The onset in infancy is usually early, with approximately 60% of cases occurring within 1–6 months after birth, and some as early as one week after birth. About 90% of cases manifest before the age of 5, while less than 5% occur after the age of 35.

(1) Clinical manifestations in infancy are identical to infantile eczema. The lesions primarily affect the forehead, cheeks, auricle, scalp, and chin, but may also occur on the limbs and trunk. Initially, there is acute erythema, which gradually develops into needle-sized papules, papulovesicles, and blisters that may densely cluster, with indistinct borders. The rash is polymorphous, with marked cutaneous pruritus. Severe scratching may lead to excoriation, oozing of serous fluid, and the appearance of bright red erosive surfaces with copious exudate. After the exudate dries, crusts form, and the scalp may develop yellow seborrheic crusts. The condition fluctuates in severity, and factors such as certain foods or environmental triggers may exacerbate it. Generally, it resolves gradually by the age of 2.
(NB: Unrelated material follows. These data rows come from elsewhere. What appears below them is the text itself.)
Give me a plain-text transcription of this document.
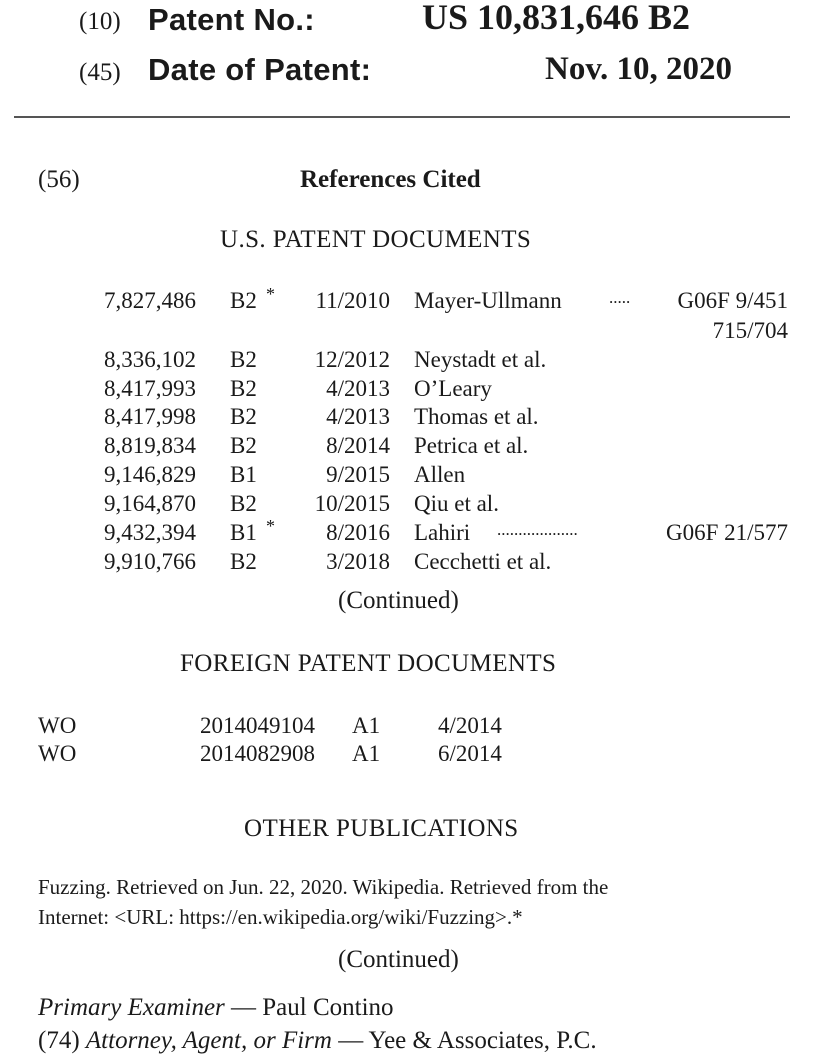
(10) Patent No.:	US 10,831,646 B2
(45) Date of Patent:	Nov. 10, 2020
(56)	References Cited
U.S. PATENT DOCUMENTS
7,827,486 B2 *	11/2010 Mayer-Ullmann	.....	G06F 9/451
715/704
8,336,102 B2	12/2012 Neystadt et al.
8,417,993 B2	4/2013 O’Leary
8,417,998 B2	4/2013 Thomas et al.
8,819,834 B2	8/2014 Petrica et al.
9,146,829 B1	9/2015 Allen
9,164,870 B2	10/2015 Qiu et al.
9,432,394 B1 *	8/2016 Lahiri ...................	G06F 21/577
9,910,766 B2	3/2018 Cecchetti et al.
(Continued)
FOREIGN PATENT DOCUMENTS
WO	2014049104 A1	4/2014
WO	2014082908 A1	6/2014
OTHER PUBLICATIONS
Fuzzing. Retrieved on Jun. 22, 2020. Wikipedia. Retrieved from the
Internet: <URL: https://en.wikipedia.org/wiki/Fuzzing>.*
(Continued)
Primary Examiner — Paul Contino
(74) Attorney, Agent, or Firm — Yee & Associates, P.C.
(2) Childhood onset typically occurs 1–2 years after infancy subsides, starting around age 4, though a minority of cases persist from infancy. Lesions often involve the extensor or flexor surfaces of the limbs, particularly the popliteal and antecubital fossae. Erythema is usually milder than in infancy, with dark red papules and less exudation, though excoriation may occur. Over time, the rash thickens and becomes lichenified. A minority may present with prurigo-like lesions, with normal or dark brown skin, rough surfaces, scattered over the extensor surfaces of the limbs. Nearby lymph nodes may become enlarged.

(3) Adolescence/adulthood refers to atopic dermatitis in individuals aged 12 and older, which may develop from childhood or arise directly. Lesions are often lichenified or present as acute or subacute eczematous eruptions, commonly affecting the antecubital and popliteal fossae, limbs, and trunk. In addition to the above symptoms, patients often exhibit generalized dry skin or grade I ichthyosiform changes, prominent palmar creases, a generally pale complexion, and grade I periorbital hyperpigmentation, appearing as a light brown halo. The skin may show white dermographism upon blunt stimulation. Pruritus is easily exacerbated by temperature changes, emotional stress, sweating, or contact with wool. Approximately 60–70% of patients have a history of bronchial asthma or allergic rhinitis.

The diagnosis can be made based on the characteristics of the disease.

(1) In infants and children, the rash is commonly seen on the face and extensor surfaces of the limbs or in the elbow and popliteal fossa, presenting as polymorphic lesions such as erythema, papules, and exudation;

(2) In adolescents and adults, the lesions often manifest as lichenified rashes on the flexural or extensor surfaces of the limbs, following a chronic recurrent course;

(3) A personal or family history of atopy (asthma, allergic rhinitis, atopic dermatitis);

(4) Severe cutaneous pruritus;

(5) Laboratory tests may reveal elevated eosinophils and increased serum IgE levels.

bubble_chart Treatment Measures

Special attention should be paid to the prevention and treatment of infants and young children.

1. Parents should be guided to not only focus on drug treatment but also observe food reactions, reasonably avoid allergenic foods, and protect the skin. Avoid excessive washing or scalding, and minimize irritation from Gleditsia Spine as well as excessive scratching.
2. When active eczema lesions are present, contact with individuals infected with herpes simplex should be avoided to prevent secondary infections leading to eczema herpetiformis.
3. Avoid direct skin contact with woolen clothing and environmental triggers.